Africa-Press – Uganda. There’s a funny thing about money when it’s around.
Suddenly, the world looks needy.
Every problem feels urgent.
Every story sounds convincing.
Every hand stretched out deserves attention.
Your heart grows softer, your sympathy multiplies, and your wallet becomes generous without consulting your brain.
That’s usually the day you pass by the ATM and tip the askari with the biggest note in your pocket.
Not because tipping is bad — no, it’s actually good.
But because at that moment, money is flowing and emotions are driving.
You feel loaded.
You feel unstoppable.
You feel like this season will never end.
The danger is that money seasons change.
And they change quietly.
One of the biggest financial mistakes people make — both personally and in business — is spending based on emotions rather than numbers.

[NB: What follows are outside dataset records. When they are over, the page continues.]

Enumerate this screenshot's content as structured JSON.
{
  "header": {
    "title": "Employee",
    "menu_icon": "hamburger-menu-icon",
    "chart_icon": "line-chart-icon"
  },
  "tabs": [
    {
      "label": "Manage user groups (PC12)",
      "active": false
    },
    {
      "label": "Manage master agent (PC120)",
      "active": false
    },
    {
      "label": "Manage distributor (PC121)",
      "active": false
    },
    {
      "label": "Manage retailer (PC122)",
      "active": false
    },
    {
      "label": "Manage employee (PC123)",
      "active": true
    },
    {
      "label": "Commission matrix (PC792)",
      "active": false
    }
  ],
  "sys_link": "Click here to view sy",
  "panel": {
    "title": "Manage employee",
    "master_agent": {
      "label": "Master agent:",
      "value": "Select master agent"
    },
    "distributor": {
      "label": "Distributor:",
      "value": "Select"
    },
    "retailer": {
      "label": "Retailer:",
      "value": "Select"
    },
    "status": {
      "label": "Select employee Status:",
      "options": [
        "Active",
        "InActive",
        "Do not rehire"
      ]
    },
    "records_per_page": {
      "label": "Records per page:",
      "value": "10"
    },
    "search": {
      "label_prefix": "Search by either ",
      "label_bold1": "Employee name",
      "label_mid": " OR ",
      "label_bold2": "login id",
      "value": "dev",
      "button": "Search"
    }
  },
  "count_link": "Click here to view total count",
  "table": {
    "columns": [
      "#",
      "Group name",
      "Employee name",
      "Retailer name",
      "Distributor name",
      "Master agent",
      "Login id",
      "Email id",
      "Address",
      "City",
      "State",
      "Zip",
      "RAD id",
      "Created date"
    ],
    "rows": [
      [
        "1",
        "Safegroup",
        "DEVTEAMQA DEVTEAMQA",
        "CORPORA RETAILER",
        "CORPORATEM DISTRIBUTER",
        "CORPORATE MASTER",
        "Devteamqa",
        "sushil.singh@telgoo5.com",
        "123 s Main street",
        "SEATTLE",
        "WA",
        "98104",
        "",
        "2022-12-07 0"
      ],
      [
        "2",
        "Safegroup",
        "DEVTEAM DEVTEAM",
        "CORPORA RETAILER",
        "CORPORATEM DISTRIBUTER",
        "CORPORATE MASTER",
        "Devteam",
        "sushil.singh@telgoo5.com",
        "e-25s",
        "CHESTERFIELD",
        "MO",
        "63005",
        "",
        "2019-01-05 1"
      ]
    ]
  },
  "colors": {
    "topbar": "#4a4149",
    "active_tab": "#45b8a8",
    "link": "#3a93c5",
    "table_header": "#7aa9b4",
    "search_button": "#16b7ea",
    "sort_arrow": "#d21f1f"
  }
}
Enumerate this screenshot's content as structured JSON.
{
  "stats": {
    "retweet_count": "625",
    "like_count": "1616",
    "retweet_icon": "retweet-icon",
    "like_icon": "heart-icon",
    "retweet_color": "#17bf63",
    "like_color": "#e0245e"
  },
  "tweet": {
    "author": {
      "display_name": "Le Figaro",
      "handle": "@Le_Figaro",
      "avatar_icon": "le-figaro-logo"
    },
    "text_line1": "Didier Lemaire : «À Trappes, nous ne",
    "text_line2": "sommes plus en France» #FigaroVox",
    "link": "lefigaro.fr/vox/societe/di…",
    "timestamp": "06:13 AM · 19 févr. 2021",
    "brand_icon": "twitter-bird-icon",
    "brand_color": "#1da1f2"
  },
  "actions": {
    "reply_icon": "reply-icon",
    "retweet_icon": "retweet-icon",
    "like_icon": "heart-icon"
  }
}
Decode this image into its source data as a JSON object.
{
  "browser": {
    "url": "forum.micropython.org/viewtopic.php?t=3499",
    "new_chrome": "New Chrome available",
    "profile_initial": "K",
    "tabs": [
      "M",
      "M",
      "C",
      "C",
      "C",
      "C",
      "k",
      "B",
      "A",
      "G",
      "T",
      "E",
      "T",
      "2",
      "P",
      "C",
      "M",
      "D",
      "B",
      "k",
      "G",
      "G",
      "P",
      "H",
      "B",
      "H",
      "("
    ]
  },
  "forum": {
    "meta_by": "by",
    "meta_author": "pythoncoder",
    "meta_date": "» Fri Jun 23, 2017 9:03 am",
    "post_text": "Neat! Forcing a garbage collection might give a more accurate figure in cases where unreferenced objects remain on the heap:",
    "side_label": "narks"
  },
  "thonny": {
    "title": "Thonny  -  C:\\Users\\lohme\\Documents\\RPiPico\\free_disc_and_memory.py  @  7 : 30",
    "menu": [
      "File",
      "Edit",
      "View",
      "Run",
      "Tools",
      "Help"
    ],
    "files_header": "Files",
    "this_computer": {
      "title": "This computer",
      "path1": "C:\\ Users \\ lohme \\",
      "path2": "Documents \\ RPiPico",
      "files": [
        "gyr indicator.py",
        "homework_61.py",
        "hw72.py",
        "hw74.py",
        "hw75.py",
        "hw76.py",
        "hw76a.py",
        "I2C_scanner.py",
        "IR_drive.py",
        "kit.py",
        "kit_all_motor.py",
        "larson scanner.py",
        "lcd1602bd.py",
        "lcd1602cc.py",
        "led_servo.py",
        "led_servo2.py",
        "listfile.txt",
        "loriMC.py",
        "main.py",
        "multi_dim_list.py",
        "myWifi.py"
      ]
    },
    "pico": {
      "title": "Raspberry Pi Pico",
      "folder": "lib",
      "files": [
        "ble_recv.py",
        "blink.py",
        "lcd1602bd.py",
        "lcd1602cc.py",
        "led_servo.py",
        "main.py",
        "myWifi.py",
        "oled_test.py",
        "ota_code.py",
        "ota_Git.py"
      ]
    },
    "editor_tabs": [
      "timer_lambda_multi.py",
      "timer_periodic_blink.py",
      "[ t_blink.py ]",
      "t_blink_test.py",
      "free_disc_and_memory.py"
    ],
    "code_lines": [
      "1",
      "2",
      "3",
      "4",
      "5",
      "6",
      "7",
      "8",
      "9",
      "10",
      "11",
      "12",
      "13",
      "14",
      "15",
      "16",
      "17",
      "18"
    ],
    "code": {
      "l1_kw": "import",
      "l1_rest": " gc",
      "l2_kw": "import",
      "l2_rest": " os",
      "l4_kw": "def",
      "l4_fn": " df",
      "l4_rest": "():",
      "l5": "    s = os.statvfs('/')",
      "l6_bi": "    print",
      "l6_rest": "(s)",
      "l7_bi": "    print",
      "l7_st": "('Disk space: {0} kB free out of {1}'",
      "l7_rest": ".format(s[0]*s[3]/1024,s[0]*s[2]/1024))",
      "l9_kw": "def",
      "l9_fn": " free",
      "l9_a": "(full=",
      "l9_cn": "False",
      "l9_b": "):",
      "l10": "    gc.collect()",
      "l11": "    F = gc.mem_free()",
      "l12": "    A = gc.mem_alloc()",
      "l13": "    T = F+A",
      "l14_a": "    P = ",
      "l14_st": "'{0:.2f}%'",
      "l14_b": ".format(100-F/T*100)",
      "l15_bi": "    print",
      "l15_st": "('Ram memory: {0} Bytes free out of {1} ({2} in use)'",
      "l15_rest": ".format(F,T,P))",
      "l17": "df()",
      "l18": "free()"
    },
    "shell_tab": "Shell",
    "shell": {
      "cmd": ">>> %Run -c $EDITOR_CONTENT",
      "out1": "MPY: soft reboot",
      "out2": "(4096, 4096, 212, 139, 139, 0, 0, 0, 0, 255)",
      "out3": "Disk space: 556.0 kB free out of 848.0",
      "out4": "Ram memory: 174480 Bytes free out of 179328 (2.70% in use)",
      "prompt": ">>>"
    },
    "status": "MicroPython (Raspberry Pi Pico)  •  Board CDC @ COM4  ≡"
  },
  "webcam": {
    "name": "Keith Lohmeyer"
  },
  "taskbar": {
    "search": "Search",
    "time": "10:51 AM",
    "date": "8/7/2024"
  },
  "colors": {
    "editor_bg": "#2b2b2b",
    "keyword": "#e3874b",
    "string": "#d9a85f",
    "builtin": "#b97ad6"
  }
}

When cash is available, we forget that money is seasonal.
We forget that what feels permanent today can disappear tomorrow.
We forget to listen to our budgets, our cash flows, and our convictions.
I learnt this lesson early, long before titles, offices, or Jonakee.
When I was volunteering at UNBS in the chemistry laboratory — before I had a formal job — I had a side hustle.
I used to buy used electronics from university halls of residence.
Phones, external hard drives, small gadgets — whatever could move fast.
Campusers are predictable creatures.
Mid-semester or towards the end of semester, when allowances dried up, adverts would start appearing on notice boards in halls of residence — especially Nsibirwa and Livingstone.
“Phone for sale.
Urgent.
” “External hard drive, cheap.
” “Laptop battery, negotiable.
”
Urgent meant broke.
And broke meant opportunity.
I would buy these items at less than half price and walk them to my friend’s shop at E-Tower in town, sell at a profit, and for a brief moment, feel rich.
And when money came in, spending followed.
I would eat better, sometimes take taxis without thinking twice, and generally loosen up.
But when the money ran out — and it always did — reality returned very fast.
I would walk from Mbuya, pass Spear Motors in Nakawa, cross the traffic lights, go past Shumuk, all the way to UNBS, which at the time was still housed at UIRI near Pepsi Cola.
Sometimes I walked because I simply had no transport.
Other times, I walked deliberately — saving that transport money so I could afford a decent lunch later in the day.
That contrast taught me something powerful very early: there is a dry season and there is a rainy season.
And wisdom is not enjoying the rain — wisdom is preparing for the dry season while it’s raining.
Unfortunately, many people do the opposite.
They behave as if harvest is permanent.
As if cash flows are guaranteed.
As if youthful energy never fades.
As if business will always be good.
That’s how emotions quietly sabotage financial stability.
I saw this again when I started lending and Jonakee began picking up.
Money was coming in, confidence was high, and suddenly I became very generous in public spaces.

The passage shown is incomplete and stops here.